Patients with severe renal impairment (creatinine clearance < 50 mL/min). The daily dose for this patient group is 150 mg.
Children.
Children aged 12 years and older may be prescribed the drug to shorten the duration of treatment for peptic ulcer of the stomach and duodenum, for the treatment of gastroesophageal reflux disease including reflux esophagitis, and for relief of symptoms of gastroesophageal reflux disease.
Overdose.
Exaggeration of adverse reactions.
Treatment: provide appropriate symptomatic and supportive therapy.
The drug may be removed by hemodialysis.
Adverse Reactions
Cardiovascular system: bradycardia, tachycardia, extrasystoles, asystole, arterial hypotension, atrioventricular block, arrhythmia, vasculitis, chest pain.
Blood and lymphatic system: leukopenia and thrombocytopenia (usually reversible); agranulocytosis or pancytopenia, sometimes with hypoplasia or aplasia of the bone marrow, neutropenia, immune hemolytic anemia, and aplastic anemia (usually reversible).
Nervous system: headache (sometimes severe), dizziness, somnolence, involuntary movements (reversible), excitement, fatigue.
Eye disorders: blurred vision, visual disturbances, clouding of vision associated with accommodation disorder.
Gastrointestinal disorders: diarrhea, constipation, nausea, vomiting, abdominal pain, acute pancreatitis, decreased appetite, loss of appetite, flatulence, dry mouth.
Renal and urinary system: acute interstitial nephritis, renal function impairment, increased plasma creatinine levels (usually mild, normalize with continued treatment).
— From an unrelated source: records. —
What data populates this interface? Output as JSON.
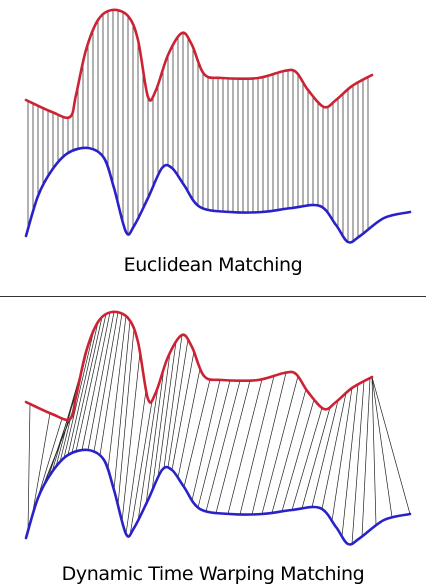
{
  "panels": [
    {
      "caption": "Euclidean Matching",
      "mode": "euclidean"
    },
    {
      "caption": "Dynamic Time Warping Matching",
      "mode": "dtw"
    }
  ],
  "colors": {
    "series_a": "#cc2233",
    "series_b": "#2a22c8",
    "connector": "#222222",
    "divider": "#333333"
  }
}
Skin and subcutaneous tissue: hyperemia, skin rashes, erythema multiforme, alopecia, dry skin, pruritus.
Musculoskeletal system: arthralgia, myalgia.
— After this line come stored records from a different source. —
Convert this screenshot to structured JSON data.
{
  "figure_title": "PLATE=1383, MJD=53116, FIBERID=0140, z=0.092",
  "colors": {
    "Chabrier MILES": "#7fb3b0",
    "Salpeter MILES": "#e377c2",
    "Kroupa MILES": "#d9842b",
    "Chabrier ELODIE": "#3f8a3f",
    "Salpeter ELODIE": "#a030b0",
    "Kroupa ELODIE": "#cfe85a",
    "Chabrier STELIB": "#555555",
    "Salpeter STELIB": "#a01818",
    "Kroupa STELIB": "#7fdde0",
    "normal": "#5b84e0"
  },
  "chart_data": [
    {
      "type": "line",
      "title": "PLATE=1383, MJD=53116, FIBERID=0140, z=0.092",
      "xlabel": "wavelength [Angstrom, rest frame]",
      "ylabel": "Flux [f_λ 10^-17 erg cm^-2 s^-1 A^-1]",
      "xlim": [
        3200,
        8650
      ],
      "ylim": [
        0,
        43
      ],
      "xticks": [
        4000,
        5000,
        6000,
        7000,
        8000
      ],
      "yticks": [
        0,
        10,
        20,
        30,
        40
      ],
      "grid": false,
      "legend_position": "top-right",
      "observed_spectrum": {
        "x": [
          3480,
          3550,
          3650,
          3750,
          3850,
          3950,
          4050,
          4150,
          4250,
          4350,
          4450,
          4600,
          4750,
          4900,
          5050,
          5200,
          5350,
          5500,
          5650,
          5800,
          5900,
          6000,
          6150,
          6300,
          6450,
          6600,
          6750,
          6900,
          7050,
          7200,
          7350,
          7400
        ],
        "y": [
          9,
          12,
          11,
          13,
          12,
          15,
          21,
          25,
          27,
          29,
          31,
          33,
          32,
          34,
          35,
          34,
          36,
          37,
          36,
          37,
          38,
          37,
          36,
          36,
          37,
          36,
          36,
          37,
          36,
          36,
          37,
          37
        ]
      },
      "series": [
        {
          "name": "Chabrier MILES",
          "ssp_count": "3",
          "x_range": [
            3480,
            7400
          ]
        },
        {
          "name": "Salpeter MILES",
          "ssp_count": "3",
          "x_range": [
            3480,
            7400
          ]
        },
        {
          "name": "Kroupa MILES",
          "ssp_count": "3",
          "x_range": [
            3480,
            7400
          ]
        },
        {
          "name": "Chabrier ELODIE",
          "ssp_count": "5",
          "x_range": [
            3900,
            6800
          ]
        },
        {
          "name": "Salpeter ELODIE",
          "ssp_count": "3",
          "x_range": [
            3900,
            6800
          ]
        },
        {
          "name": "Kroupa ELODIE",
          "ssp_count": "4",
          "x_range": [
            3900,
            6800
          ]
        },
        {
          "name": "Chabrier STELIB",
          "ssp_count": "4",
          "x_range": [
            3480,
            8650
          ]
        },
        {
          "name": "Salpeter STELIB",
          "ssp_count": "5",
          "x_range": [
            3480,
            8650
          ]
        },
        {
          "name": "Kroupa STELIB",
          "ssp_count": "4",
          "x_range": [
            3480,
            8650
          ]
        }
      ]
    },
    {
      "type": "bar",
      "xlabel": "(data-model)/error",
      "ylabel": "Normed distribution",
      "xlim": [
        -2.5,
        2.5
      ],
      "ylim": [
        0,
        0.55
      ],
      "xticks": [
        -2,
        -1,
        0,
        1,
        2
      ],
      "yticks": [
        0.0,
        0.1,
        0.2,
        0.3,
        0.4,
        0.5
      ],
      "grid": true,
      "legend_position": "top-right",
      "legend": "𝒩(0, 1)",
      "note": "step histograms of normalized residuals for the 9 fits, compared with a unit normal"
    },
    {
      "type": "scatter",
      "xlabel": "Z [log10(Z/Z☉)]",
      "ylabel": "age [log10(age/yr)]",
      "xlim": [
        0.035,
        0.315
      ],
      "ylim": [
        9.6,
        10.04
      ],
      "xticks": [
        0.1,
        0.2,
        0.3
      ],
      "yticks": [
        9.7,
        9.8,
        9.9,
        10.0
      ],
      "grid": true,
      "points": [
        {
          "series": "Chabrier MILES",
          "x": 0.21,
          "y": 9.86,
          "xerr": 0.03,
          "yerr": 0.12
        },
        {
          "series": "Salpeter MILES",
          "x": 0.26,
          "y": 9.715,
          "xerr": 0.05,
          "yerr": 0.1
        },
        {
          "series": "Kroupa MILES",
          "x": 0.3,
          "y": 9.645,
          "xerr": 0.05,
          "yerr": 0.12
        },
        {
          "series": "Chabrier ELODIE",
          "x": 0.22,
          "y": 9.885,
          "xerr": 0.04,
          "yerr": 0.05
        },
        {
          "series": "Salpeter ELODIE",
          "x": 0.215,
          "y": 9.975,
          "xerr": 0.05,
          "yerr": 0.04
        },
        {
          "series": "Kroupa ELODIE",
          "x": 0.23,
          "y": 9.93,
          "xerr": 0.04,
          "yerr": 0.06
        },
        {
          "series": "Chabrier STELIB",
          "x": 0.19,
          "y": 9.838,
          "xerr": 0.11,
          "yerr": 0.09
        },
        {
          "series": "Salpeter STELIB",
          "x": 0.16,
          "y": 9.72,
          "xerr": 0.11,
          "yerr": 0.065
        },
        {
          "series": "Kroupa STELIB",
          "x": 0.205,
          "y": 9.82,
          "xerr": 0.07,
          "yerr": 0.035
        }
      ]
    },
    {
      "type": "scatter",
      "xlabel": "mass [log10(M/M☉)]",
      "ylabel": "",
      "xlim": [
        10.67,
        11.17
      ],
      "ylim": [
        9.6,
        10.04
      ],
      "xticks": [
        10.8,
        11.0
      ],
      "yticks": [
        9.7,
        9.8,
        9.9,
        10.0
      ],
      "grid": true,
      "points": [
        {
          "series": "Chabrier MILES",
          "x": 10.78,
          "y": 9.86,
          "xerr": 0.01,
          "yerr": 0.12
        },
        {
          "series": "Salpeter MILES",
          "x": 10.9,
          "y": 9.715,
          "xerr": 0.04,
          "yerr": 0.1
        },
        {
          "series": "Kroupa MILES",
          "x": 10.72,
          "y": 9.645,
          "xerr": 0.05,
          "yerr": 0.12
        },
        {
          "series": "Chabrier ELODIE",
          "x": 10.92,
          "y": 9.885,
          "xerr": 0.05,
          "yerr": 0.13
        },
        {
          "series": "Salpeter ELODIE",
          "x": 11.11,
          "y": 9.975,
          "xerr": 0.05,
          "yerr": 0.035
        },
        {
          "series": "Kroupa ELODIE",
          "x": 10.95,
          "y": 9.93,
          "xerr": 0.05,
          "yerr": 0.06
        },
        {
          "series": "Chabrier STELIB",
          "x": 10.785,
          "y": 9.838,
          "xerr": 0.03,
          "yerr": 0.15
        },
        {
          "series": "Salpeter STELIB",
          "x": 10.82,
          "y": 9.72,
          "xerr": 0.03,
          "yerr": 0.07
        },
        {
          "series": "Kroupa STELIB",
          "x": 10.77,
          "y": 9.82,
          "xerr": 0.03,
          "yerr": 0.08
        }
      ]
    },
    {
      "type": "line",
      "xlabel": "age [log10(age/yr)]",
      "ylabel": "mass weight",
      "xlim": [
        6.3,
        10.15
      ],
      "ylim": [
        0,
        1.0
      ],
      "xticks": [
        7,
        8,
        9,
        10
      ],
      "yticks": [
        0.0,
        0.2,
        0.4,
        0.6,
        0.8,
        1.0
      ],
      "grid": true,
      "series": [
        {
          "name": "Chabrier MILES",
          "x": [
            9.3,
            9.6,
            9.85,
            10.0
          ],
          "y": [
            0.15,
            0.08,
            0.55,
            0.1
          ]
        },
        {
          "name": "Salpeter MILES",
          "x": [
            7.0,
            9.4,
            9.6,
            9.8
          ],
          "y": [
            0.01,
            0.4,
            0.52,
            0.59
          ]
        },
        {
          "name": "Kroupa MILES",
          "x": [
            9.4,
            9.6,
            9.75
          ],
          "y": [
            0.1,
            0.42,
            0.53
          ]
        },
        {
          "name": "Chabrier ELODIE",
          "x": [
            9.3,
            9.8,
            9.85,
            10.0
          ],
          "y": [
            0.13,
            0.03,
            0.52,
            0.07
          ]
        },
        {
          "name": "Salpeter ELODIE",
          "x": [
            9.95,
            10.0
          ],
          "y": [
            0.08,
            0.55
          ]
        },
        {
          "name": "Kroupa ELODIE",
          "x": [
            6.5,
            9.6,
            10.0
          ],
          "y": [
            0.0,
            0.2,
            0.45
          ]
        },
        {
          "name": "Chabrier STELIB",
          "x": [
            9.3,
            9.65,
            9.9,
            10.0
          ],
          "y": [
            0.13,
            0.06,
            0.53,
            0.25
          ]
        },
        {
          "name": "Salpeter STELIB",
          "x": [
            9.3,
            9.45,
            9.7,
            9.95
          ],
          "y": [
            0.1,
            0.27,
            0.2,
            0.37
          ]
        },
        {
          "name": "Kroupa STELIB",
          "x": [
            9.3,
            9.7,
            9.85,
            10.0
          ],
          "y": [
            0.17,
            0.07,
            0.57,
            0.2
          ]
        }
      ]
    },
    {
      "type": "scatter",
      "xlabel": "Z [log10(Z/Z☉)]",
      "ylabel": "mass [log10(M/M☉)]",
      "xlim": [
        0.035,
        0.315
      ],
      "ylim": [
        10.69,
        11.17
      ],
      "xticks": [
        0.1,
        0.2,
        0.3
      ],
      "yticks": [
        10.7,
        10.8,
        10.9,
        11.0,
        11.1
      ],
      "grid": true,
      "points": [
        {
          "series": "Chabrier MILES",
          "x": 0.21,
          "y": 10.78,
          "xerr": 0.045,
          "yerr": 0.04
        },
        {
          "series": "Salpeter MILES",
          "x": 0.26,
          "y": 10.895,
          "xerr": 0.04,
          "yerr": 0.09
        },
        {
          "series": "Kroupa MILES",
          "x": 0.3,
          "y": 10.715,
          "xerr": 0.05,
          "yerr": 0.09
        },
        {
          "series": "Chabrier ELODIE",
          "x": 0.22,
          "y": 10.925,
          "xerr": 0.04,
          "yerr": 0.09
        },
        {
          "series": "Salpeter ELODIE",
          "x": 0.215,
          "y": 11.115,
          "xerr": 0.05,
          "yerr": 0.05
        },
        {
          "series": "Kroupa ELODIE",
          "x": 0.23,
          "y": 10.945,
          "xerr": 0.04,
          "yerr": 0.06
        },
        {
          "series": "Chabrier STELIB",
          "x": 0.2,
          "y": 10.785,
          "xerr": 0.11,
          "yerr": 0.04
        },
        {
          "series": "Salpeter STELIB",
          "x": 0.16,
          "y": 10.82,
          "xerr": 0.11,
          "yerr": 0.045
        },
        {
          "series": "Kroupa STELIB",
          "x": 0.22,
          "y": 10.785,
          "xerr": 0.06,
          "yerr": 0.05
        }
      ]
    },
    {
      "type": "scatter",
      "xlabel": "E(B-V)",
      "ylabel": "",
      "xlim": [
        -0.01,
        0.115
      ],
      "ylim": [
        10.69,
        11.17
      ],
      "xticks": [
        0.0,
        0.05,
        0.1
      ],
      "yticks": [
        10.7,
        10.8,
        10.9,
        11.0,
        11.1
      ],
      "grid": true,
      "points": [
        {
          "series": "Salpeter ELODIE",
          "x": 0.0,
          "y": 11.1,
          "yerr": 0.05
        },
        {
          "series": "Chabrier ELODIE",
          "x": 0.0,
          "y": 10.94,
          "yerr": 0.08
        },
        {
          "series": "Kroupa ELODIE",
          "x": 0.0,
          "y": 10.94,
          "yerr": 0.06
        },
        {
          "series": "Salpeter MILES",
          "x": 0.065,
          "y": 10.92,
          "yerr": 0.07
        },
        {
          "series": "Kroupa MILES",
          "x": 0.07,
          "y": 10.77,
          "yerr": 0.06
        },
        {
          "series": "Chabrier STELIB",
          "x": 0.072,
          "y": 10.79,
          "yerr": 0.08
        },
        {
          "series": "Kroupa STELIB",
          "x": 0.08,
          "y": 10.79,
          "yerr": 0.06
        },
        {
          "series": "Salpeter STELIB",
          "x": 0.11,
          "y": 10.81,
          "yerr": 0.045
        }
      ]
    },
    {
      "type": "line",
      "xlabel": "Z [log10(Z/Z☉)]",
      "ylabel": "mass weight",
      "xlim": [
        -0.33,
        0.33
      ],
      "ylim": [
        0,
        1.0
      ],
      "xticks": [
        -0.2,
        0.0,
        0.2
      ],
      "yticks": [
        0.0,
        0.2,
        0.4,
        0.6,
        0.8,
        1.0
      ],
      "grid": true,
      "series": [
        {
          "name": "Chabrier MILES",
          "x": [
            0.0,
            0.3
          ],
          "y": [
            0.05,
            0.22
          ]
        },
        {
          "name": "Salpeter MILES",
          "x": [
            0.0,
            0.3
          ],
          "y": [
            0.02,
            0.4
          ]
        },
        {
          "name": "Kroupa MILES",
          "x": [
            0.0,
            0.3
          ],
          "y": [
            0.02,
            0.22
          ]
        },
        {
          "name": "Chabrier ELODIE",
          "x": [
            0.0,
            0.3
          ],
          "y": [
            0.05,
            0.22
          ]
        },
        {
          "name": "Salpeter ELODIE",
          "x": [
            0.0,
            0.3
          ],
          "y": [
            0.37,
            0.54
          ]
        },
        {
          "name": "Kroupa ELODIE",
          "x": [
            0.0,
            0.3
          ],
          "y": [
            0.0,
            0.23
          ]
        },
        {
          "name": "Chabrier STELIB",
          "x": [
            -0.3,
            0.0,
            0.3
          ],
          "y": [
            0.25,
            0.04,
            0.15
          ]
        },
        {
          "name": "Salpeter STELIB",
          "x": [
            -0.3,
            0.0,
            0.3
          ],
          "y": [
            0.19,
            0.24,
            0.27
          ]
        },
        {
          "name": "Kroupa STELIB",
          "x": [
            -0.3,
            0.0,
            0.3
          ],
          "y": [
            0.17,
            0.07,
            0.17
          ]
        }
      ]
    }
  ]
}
Immune system: hypersensitivity reactions (urticaria, angioneurotic edema, fever, bronchospasm, arterial hypotension, chest pain), urticaria, anaphylactic shock, erythema multiforme exudativum, exfoliative dermatitis, Stevens-Johnson syndrome, Lyell's syndrome, hyperthermia, dyspnea.
Hepatobiliary system: transient and reversible changes in levels of certain laboratory parameters (transaminases, gamma-glutamyl transferase, alkaline phosphatase, bilirubin); hepatitis (hepatocellular, cholestatic, or mixed hepatitis), with or without jaundice (usually reversible).
Reproductive system: hyperprolactinemia, decreased potency and/or libido, gynecomastia, galactorrhea, amenorrhea.
Psychiatric disorders: increased fatigue, reversible confusion, somnolence, insomnia, emotional lability, anxiety, disorientation, restlessness, hallucinations, tinnitus, irritability, disorientation, anxiety and restlessness, depression. These manifestations were mainly observed in elderly and severely ill patients.
Shelf life. 3 years.
Storage conditions. Store at a temperature not exceeding 30 °C in the original packaging. Keep out of reach of children.
Packaging.
For 150 mg dosage: 10 tablets in blisters; 2, 5, or 10 blisters in a cardboard box.
For 300 mg dosage: 10 tablets in blisters; 2 or 5 blisters in a cardboard box.
Prescription category. Prescription only.
Manufacturer. Unique Pharmaceuticals Laboratories (a division of "J. B. Chemicals and Pharmaceuticals Ltd.").
Manufacturer's address. Plot No. 215-219, G.I.D.C. Industrial Area, Panoli – 394 116, Bharuch District, India.